CIÊNCIA E TECNOLOGIA

Os úteros artificiais estão chegando, mas a controvérsia já está aqui

uteartifi12014 - Zoltan Istvan é futurista, filósofo, jornalista e autor do romance best-seller The Transhumanist Wager. Ele escreve uma coluna ocasional para Motherboard ruminando o futuro além da capacidade humana natural. De todas as tecnologias transhumanistas que surgirão no futuro próximo, destaca-se que tanto fascina quanto confunde as pessoas. Chama-se ectogênese: criar um feto fora do corpo humano em um útero artificial.

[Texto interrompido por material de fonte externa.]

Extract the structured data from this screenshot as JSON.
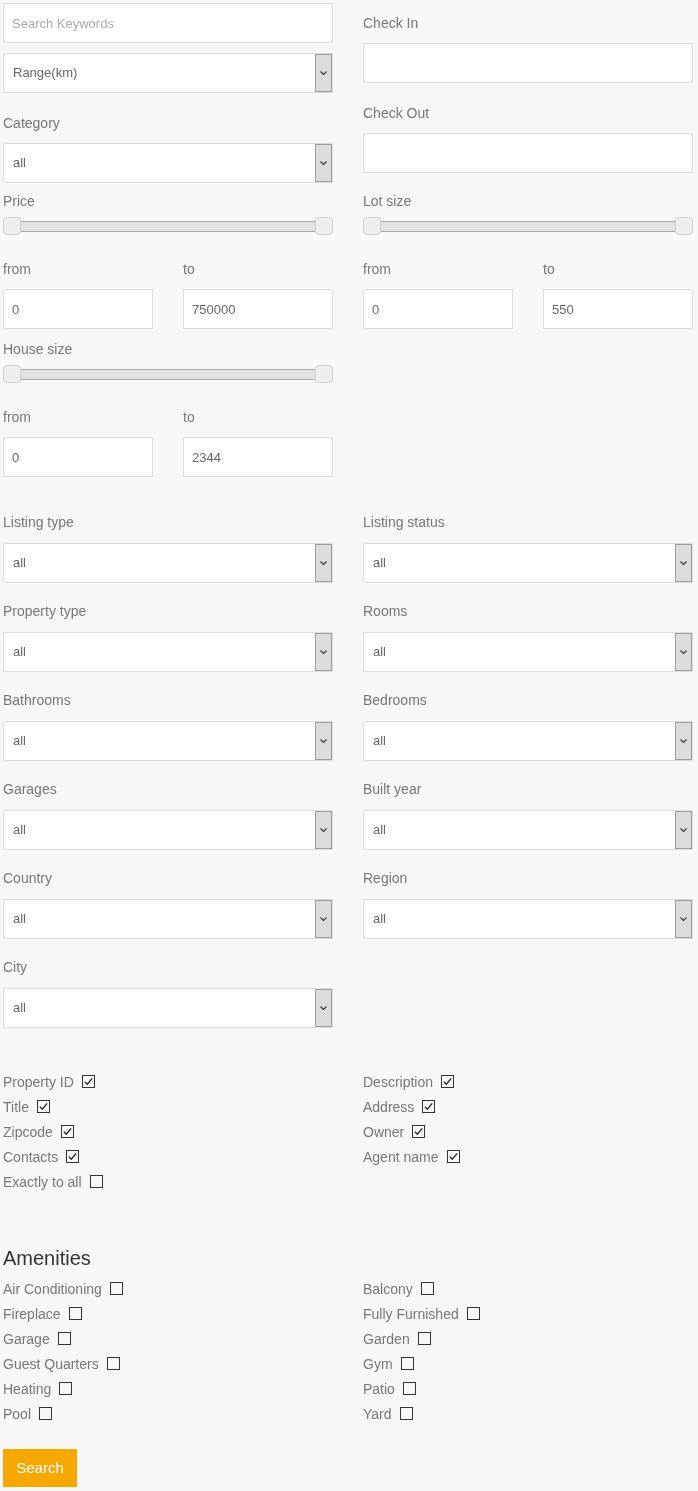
{
  "keyword_search": {
    "placeholder": "Search Keywords"
  },
  "range_select": {
    "value": "Range(km)"
  },
  "category": {
    "label": "Category",
    "value": "all"
  },
  "check_in": {
    "label": "Check In"
  },
  "check_out": {
    "label": "Check Out"
  },
  "range_filters": [
    {
      "label": "Price",
      "handles": [
        {
          "level": 0
        },
        {
          "level": 1
        }
      ],
      "from": {
        "label": "from",
        "value": "0"
      },
      "to": {
        "label": "to",
        "value": "750000"
      }
    },
    {
      "label": "Lot size",
      "handles": [
        {
          "level": 0
        },
        {
          "level": 1
        }
      ],
      "from": {
        "label": "from",
        "value": "0"
      },
      "to": {
        "label": "to",
        "value": "550"
      }
    },
    {
      "label": "House size",
      "handles": [
        {
          "level": 0
        },
        {
          "level": 1
        }
      ],
      "from": {
        "label": "from",
        "value": "0"
      },
      "to": {
        "label": "to",
        "value": "2344"
      }
    }
  ],
  "dropdowns": [
    {
      "label": "Listing type",
      "value": "all"
    },
    {
      "label": "Listing status",
      "value": "all"
    },
    {
      "label": "Property type",
      "value": "all"
    },
    {
      "label": "Rooms",
      "value": "all"
    },
    {
      "label": "Bathrooms",
      "value": "all"
    },
    {
      "label": "Bedrooms",
      "value": "all"
    },
    {
      "label": "Garages",
      "value": "all"
    },
    {
      "label": "Built year",
      "value": "all"
    },
    {
      "label": "Country",
      "value": "all"
    },
    {
      "label": "Region",
      "value": "all"
    },
    {
      "label": "City",
      "value": "all"
    }
  ],
  "search_in": [
    {
      "label": "Property ID",
      "checked": true
    },
    {
      "label": "Description",
      "checked": true
    },
    {
      "label": "Title",
      "checked": true
    },
    {
      "label": "Address",
      "checked": true
    },
    {
      "label": "Zipcode",
      "checked": true
    },
    {
      "label": "Owner",
      "checked": true
    },
    {
      "label": "Contacts",
      "checked": true
    },
    {
      "label": "Agent name",
      "checked": true
    },
    {
      "label": "Exactly to all",
      "checked": false
    }
  ],
  "amenities": {
    "title": "Amenities",
    "items": [
      {
        "label": "Air Conditioning",
        "checked": false
      },
      {
        "label": "Balcony",
        "checked": false
      },
      {
        "label": "Fireplace",
        "checked": false
      },
      {
        "label": "Fully Furnished",
        "checked": false
      },
      {
        "label": "Garage",
        "checked": false
      },
      {
        "label": "Garden",
        "checked": false
      },
      {
        "label": "Guest Quarters",
        "checked": false
      },
      {
        "label": "Gym",
        "checked": false
      },
      {
        "label": "Heating",
        "checked": false
      },
      {
        "label": "Patio",
        "checked": false
      },
      {
        "label": "Pool",
        "checked": false
      },
      {
        "label": "Yard",
        "checked": false
      }
    ]
  },
  "search_button": {
    "label": "Search"
  }
}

Tem a possibilidade de mudar um dos atos mais fundamentais que a maioria dos seres humanos experimenta:

a maneira como as pessoas passam a ter filhos. Também tem a possibilidade de mudar a maneira como vemos o corpo feminino e o campo dos direitos reprodutivos. Naturalmente, é um campo minado social e político. O termo ectogênese foi cunhado em 1924 pelo cientista britânico J.B.S. Haldane. Ele previu em 2074 que apenas 30% dos nascimentos seriam humanos. A ciência cresceu muito mais rápido do que ele imaginava, e sua opinião é provavelmente muito conservadora. Alguns futuristas como eu (também sou casado com uma ObGyn) acham que a ectogênese estará aqui em 20 anos e amplamente utilizada em 30 anos em todo o mundo.

Não é um conceito inteiramente especulativo; os cientistas estão trabalhando ativamente no desenvolvimento da tecnologia, principalmente por razões médicas. Em um artigo para Saúde Reprodutiva e Justiça Social, uma publicação diária sem fins lucrativos que fornece notícias e análises sobre questões de saúde e justiça sexual e reprodutiva, a jornalista Soraya Chemaly discutiu dois cientistas importantes no campo da ectogênese e seus projetos: Existem dois empreendimentos comumente citados em andamento. Com o objetivo de encontrar maneiras de salvar bebês prematuros, o professor japonês Dr. Yoshinori Kuwabara, da Universidade de Juntendo, fez gestos com sucesso de embriões de cabra em uma máquina que contém líquido amniótico em tanques.

No outro extremo do processo, focado em ajudar mulheres incapazes de conceber e gestar bebês, está a Dra. Helen Hung-Ching Liu, diretora do Laboratório de Endocrinologia Reprodutiva do Centro de Medicina Reprodutiva e Infertilidade da Universidade de Cornell. Silenciosamente, em 2003, ela e sua equipe conseguiram cultivar um embrião de camundongo, quase até o termo certo, adicionando tecido de endométrio modificado a um "andaime" extra-uterino, biomediado. Mais recentemente, ela cultivou um embrião humano, por dez dias em um útero artificial. Seu trabalho é limitado por legislação que impõe um limite de 14 dias para projetos de pesquisa dessa natureza. Por mais complicado que seja, seu objetivo é um útero externo em funcionamento.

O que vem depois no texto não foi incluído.